- De Wildt De Wildt
- Coordinates: 25°37′30″S 27°56′49″E﻿ / ﻿25.62500°S 27.94694°E
- Country: South Africa
- Province: North West
- District: Bojanala
- Municipality: Madibeng

Area
- • Total: 0.98 km^{2} (0.38 sq mi)

Population (2011)
- • Total: 3,492
- • Density: 3,600/km^{2} (9,200/sq mi)
- Time zone: UTC+2 (SAST)
- PO box: 0251
- Area code: 012

= De Wildt =

De Wildt is a town with a railway station, police station and post office in North West province of South Africa, 40 km west-north-west of Pretoria.

==History==
It was named after the Dutch engineer Mauritz Edgar de Wildt (1855–1907), who in 1905 surveyed the railway-line between Pretoria and Rustenburg.
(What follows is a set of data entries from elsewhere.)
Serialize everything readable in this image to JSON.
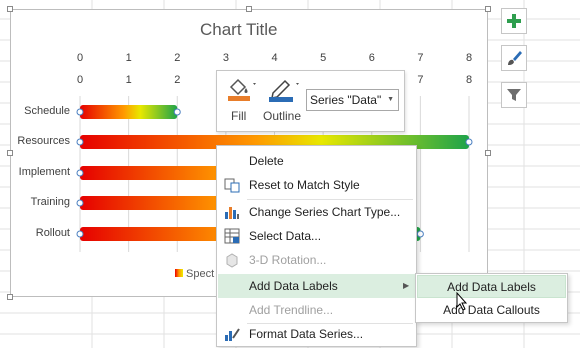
{
  "chart_data": {
    "type": "bar",
    "title": "Chart Title",
    "categories": [
      "Schedule",
      "Resources",
      "Implement",
      "Training",
      "Rollout"
    ],
    "series": [
      {
        "name": "Spect",
        "values": [
          2,
          8,
          6.5,
          6.5,
          7
        ]
      }
    ],
    "x_ticks_primary": [
      "0",
      "1",
      "2",
      "3",
      "4",
      "5",
      "6",
      "7",
      "8"
    ],
    "x_ticks_secondary": [
      "0",
      "1",
      "2",
      "3",
      "4",
      "5",
      "6",
      "7",
      "8"
    ],
    "xlim": [
      0,
      8
    ],
    "legend_position": "bottom",
    "gridlines": true
  },
  "side_buttons": [
    {
      "icon": "plus-icon",
      "label": "Chart Elements"
    },
    {
      "icon": "brush-icon",
      "label": "Chart Styles"
    },
    {
      "icon": "filter-icon",
      "label": "Chart Filters"
    }
  ],
  "mini_toolbar": {
    "fill_label": "Fill",
    "outline_label": "Outline",
    "series_value": "Series \"Data\""
  },
  "context_menu": [
    {
      "label": "Delete",
      "icon": "",
      "disabled": false
    },
    {
      "label": "Reset to Match Style",
      "icon": "reset-style-icon",
      "disabled": false
    },
    {
      "label": "Change Series Chart Type...",
      "icon": "bar-chart-icon",
      "disabled": false
    },
    {
      "label": "Select Data...",
      "icon": "table-icon",
      "disabled": false
    },
    {
      "label": "3-D Rotation...",
      "icon": "cube-icon",
      "disabled": true
    },
    {
      "label": "Add Data Labels",
      "icon": "",
      "disabled": false,
      "submenu": true
    },
    {
      "label": "Add Trendline...",
      "icon": "",
      "disabled": true
    },
    {
      "label": "Format Data Series...",
      "icon": "format-series-icon",
      "disabled": false
    }
  ],
  "submenu": [
    {
      "label": "Add Data Labels"
    },
    {
      "label": "Add Data Callouts"
    }
  ],
  "colors": {
    "gradient_start": "#e60000",
    "gradient_mid": "#ffcc00",
    "gradient_end": "#1ea34a",
    "highlight": "#dbeee0",
    "accent_green": "#2e9e4e"
  }
}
The town is famous for a speech delivered on 7 December 1912 by General J. B. M. Hertzog which ultimately led to the establishment of the National Party.

==Parks and greenspace==
Nearby is the Ann van Dyk Cheetah Centre also known as the De Wildt Cheetah and Wildlife Centre. Formed in 1971, the centre breeds cheetah and wild dogs.